Zelenskyy criticized Russia for what he described as threatening the world with its nuclear weapons, raising the possibility of tactical nuclear weapons being used on the battlefield.
"Russia is deliberating bragging they can destroy with nuclear weapons, not only a certain country but the entire planet," Zelenskyy said.
He also noted that Muslims in Ukraine would have to fight during the upcoming holy fasting month of Ramadan.
"We have to ensure this sacred month of Ramadan is not overshadowed by the misery of people in Ukraine," he said.
Qatar's ruling emir meanwhile criticized Israel for its treatment of Palestinians over the last 70 years, urging the world to stand against a growing global militarization that found its peak in Russia's ongoing war on Ukraine.

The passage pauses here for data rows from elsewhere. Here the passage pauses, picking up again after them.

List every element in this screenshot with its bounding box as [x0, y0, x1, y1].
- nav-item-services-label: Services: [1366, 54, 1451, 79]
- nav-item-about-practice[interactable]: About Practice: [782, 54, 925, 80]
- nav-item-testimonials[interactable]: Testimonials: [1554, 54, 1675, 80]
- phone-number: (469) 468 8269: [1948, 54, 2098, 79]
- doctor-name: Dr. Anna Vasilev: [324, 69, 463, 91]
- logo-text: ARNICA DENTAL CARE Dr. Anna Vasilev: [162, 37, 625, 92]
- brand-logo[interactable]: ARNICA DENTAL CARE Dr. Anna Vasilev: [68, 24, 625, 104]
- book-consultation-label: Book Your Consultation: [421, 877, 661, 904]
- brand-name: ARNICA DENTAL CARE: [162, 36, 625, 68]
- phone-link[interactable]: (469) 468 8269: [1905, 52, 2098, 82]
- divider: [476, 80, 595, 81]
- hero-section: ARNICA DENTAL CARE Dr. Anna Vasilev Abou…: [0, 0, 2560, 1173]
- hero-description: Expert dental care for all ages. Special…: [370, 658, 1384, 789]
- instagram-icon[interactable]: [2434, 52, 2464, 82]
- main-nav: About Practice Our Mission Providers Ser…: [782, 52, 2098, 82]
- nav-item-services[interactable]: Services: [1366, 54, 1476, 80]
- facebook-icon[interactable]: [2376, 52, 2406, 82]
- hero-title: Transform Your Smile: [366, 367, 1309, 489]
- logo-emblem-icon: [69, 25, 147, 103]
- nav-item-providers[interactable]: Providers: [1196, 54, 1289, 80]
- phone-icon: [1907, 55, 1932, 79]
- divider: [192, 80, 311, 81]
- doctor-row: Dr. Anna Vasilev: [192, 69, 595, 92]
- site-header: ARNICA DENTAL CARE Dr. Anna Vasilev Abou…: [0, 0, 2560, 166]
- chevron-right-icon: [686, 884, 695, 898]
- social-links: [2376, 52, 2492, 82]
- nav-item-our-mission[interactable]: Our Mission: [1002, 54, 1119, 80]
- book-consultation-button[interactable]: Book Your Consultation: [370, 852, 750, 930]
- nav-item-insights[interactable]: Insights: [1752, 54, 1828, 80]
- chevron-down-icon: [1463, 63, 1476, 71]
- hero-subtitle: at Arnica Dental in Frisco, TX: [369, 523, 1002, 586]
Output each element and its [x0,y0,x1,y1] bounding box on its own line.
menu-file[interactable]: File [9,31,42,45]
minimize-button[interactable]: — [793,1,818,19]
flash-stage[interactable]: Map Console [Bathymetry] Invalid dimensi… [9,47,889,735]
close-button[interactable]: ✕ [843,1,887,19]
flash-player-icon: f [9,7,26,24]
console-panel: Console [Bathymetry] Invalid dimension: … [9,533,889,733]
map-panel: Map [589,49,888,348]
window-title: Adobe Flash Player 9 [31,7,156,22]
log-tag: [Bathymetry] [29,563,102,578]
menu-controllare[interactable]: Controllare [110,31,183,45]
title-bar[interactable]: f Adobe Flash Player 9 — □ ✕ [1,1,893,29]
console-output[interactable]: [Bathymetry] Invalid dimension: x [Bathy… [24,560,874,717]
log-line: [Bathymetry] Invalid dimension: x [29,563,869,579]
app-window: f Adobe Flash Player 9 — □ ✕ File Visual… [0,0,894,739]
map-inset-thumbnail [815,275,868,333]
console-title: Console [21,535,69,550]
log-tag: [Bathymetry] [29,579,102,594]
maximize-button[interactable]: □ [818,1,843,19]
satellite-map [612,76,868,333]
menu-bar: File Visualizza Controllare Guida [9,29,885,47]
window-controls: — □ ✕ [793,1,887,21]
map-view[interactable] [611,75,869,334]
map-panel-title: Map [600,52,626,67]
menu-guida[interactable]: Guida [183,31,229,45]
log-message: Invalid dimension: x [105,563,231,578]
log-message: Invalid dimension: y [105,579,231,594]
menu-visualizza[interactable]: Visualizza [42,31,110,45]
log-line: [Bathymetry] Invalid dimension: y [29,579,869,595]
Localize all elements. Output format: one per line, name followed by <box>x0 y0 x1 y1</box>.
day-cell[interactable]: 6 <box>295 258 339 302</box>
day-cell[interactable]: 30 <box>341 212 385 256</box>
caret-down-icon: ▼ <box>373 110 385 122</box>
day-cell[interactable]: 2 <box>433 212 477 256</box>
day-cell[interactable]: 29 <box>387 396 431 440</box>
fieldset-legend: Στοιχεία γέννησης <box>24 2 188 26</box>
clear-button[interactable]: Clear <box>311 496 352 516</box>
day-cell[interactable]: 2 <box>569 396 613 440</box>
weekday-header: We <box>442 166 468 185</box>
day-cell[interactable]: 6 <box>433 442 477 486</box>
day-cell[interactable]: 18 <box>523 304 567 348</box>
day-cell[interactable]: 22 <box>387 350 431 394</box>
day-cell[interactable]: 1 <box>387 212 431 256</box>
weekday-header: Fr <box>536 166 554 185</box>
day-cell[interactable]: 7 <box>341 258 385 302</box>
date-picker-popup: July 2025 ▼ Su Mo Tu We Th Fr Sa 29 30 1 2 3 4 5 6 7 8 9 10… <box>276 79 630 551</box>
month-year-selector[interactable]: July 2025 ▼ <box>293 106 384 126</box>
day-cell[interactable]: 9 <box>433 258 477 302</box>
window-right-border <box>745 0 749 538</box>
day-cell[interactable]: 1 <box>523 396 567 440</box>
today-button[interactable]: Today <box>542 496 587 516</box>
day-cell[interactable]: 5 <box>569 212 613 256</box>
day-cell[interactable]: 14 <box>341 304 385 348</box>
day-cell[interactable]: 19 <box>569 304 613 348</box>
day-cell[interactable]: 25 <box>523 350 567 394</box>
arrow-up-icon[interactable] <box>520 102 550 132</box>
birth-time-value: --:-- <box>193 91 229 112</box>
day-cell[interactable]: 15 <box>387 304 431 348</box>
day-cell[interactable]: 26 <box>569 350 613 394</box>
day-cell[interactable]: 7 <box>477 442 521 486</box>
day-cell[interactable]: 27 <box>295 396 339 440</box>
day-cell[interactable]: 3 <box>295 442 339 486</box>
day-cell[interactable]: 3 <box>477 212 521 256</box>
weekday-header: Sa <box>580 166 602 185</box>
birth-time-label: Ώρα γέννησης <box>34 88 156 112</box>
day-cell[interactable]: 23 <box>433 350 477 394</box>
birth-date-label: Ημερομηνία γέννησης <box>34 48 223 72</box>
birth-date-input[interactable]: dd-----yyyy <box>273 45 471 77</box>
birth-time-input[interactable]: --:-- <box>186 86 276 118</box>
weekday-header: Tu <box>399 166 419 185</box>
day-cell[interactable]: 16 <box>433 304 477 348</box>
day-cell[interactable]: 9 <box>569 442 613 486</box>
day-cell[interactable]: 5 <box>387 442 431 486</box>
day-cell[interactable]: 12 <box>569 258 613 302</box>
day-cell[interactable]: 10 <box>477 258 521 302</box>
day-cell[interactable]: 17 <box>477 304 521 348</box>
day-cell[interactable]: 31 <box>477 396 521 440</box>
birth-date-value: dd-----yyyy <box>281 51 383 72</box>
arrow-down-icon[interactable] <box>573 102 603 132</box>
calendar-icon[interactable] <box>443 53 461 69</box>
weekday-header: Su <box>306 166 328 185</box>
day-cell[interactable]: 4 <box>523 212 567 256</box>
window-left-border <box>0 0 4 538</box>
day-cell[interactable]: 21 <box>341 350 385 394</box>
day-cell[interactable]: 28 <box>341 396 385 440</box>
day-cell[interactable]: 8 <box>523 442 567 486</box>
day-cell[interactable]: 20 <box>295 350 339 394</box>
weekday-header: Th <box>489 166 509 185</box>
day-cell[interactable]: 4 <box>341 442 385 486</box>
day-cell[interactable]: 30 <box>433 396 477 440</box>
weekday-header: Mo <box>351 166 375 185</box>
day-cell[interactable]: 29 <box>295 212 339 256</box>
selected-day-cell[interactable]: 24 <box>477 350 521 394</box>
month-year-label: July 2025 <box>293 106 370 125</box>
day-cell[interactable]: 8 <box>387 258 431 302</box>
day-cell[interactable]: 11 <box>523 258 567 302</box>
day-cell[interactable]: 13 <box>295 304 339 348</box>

Sheikh Tamim bin Hamad Al Thani sought to draw a line between anti-Semitism and the ability to criticize Israel for occupying lands that Palestinians hope to have a state of their own. Sheikh Tamim's comments come as Bahrain and the United Arab Emirates in 2020 regularized diplomatic relations with Israel.
"It is noteworthy here that the accusation of anti-Semitism is now used wrongly against everyone who criticizes Israel's policies, and this impinges on the struggle against racism and actual anti-Semitism," Sheikh Tamim said at the start of the forum.
"While stressing solidarity, I would like in this context to remind of the millions of Palestinians who have been suffering from the Israeli occupation and international neglect for more than seven decades," he added. "Similarly, there are a lot of other people, such as the Syrian people and the Afghan people, for whom the international community has failed to render justice."
The Israeli Foreign Ministry didn't immediately respond to a request for comment. It was Saturday, the Jewish day of rest, when government offices are closed.
However, Israel and Qatar have discussed reducing tensions in the Hamas-controlled Gaza Strip. Qatar, which supports Islamist groups across the region, has stepped in to provide humanitarian aid, including cash-filled suitcases shipped to Gaza with Israel's permission.
Qatar's support of Islamists saw it become the target of a yearslong boycott by four Arab nations -- Bahrain, Egypt, Saudi Arabia and the UAE -- during President Donald Trump's time in office. That boycott ended just before President Joe Biden took office in 2021.
U.S. Sen. Lindsey Graham, a Republican from South Carolina on hand for the forum, praised the event for having the top diplomats of Saudi Arabia and Qatar sharing a stage as a sign that "the embargo is over."
However, he noted what he described as a Saudi and Emirati reluctance to condemn Russia over its war on Ukraine. He said he hoped the Russian people would rise up against Vladimir Putin and have "a change in the regime" as "they have a very dead future" with the way things stood now.
"What you've seen on your televisions, like all of us, is war crimes on an industrial scale," Graham said. "The question for the world is: Can that be forgiven? Can we be the world we want to be and let Putin get away with this? The answer for me is no."